My cycle is not 28 days — does that matter?
Yes, for LMP-based dating it does. If you ovulate later than day 14 — which is what a longer cycle implies — conception happened later relative to LMP, so the due date is also later. The standard adjustment, used by RCOG and most digital tools, is to shift the EDD by (cycle length − 28) days. A 30-day cycle pushes EDD two days later; a 26-day cycle two days earlier. This adjustment is automatic when you enter your cycle length above. For very irregular cycles (variation greater than ± 5 days), a dating ultrasound is more reliable than the calendar.
What counts as the first day of my last period?
The first day you saw bleeding from your last period before becoming pregnant — not the day it ended, and not the day of the period before that. Spotting is generally not counted; use the day full menstrual bleeding started. If you are unsure of the exact day, use your best estimate and verify with a dating ultrasound at the first midwife or doctor appointment.
When do the trimesters start and end?
There is no single regulator-set boundary, but the most common convention — used by NHS, ACOG and the WHO — is: trimester 1 from 0 to 13 weeks 6 days, trimester 2 from 14 weeks 0 days to 27 weeks 6 days, and trimester 3 from 28 weeks 0 days to birth. Gestational weeks are counted from the first day of LMP, so a pregnancy is already 2 weeks "pregnant" at conception and 4 weeks at the first missed period. Some textbooks place the trimester boundaries at 13 and 27 weeks instead; the difference is a few days and does not affect clinical care.
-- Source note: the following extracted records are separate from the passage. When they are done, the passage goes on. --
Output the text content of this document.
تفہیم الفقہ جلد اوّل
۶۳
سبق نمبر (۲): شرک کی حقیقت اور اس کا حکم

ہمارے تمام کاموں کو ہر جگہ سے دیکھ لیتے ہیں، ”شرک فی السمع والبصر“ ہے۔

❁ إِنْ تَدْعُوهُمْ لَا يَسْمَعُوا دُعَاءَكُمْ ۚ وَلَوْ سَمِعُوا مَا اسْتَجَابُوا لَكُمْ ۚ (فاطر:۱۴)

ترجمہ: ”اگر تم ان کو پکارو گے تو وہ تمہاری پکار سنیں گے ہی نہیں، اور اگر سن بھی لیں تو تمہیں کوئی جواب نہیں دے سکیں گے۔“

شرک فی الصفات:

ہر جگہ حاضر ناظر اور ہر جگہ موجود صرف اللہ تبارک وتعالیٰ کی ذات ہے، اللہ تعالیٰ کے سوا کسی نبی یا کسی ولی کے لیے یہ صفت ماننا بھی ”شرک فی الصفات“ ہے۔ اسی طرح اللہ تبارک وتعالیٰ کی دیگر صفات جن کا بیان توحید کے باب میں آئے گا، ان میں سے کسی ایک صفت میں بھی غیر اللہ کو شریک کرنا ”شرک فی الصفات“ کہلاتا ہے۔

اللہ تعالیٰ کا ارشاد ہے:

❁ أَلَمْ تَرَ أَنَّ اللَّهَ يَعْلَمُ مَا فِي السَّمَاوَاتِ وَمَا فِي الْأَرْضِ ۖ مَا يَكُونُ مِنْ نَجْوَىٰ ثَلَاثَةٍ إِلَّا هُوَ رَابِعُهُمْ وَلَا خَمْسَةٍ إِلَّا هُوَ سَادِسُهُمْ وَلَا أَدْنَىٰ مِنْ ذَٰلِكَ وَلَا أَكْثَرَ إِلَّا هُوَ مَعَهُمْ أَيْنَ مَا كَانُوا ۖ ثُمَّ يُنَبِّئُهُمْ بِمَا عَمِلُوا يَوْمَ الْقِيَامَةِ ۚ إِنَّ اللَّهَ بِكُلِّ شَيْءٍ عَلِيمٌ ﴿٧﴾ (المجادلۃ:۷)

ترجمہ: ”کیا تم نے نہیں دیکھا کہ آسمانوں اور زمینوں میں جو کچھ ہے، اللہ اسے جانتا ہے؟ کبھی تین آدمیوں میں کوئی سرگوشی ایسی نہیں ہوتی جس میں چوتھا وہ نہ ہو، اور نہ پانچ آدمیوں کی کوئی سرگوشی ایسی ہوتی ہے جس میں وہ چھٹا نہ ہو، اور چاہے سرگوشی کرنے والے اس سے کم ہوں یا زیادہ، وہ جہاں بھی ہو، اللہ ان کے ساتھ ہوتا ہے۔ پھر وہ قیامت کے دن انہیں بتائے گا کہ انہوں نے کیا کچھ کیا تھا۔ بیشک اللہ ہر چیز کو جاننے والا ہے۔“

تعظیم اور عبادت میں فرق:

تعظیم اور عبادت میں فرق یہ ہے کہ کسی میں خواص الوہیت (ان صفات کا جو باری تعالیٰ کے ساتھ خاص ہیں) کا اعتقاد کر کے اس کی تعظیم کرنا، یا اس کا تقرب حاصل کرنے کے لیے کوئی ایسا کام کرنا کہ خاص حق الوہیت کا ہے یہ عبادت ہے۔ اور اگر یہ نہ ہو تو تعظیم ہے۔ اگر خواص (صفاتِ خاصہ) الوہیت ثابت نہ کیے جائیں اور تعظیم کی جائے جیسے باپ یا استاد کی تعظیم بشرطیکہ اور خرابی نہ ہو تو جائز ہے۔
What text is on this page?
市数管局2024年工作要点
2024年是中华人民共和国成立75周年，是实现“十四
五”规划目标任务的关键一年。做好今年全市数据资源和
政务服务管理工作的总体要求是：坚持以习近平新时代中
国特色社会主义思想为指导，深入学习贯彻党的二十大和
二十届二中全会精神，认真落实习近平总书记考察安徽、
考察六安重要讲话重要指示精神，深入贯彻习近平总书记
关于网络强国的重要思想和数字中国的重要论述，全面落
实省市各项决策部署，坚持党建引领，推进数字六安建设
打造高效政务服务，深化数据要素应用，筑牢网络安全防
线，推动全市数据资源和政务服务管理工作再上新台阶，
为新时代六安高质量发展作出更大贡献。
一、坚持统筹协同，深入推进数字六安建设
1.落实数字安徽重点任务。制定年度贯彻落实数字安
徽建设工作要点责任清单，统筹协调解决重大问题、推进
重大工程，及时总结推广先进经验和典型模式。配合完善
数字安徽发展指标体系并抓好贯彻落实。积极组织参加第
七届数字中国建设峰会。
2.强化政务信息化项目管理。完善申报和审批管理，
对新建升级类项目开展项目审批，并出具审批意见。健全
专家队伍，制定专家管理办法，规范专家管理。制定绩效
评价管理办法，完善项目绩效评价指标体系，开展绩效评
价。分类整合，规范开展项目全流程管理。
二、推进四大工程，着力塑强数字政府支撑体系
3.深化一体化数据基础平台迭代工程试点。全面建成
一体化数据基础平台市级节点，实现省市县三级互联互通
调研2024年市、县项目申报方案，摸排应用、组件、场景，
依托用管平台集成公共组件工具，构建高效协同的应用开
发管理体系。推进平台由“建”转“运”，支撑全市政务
Is a calculator due date the same as the date my baby will be born?
No. The due date is a statistical mid-point, not a deadline. In a large 2020 cohort study of 19 million US births, fewer than 5% delivered on the calculated due date, roughly 60% delivered within a week either side, and about 90% within two weeks. Doctors generally consider 37 to 42 weeks "term" — most spontaneous labours begin in this window. The due date is most useful as an anchor for scheduling antenatal scans, vaccinations and screening tests rather than as a prediction of the birthday itself.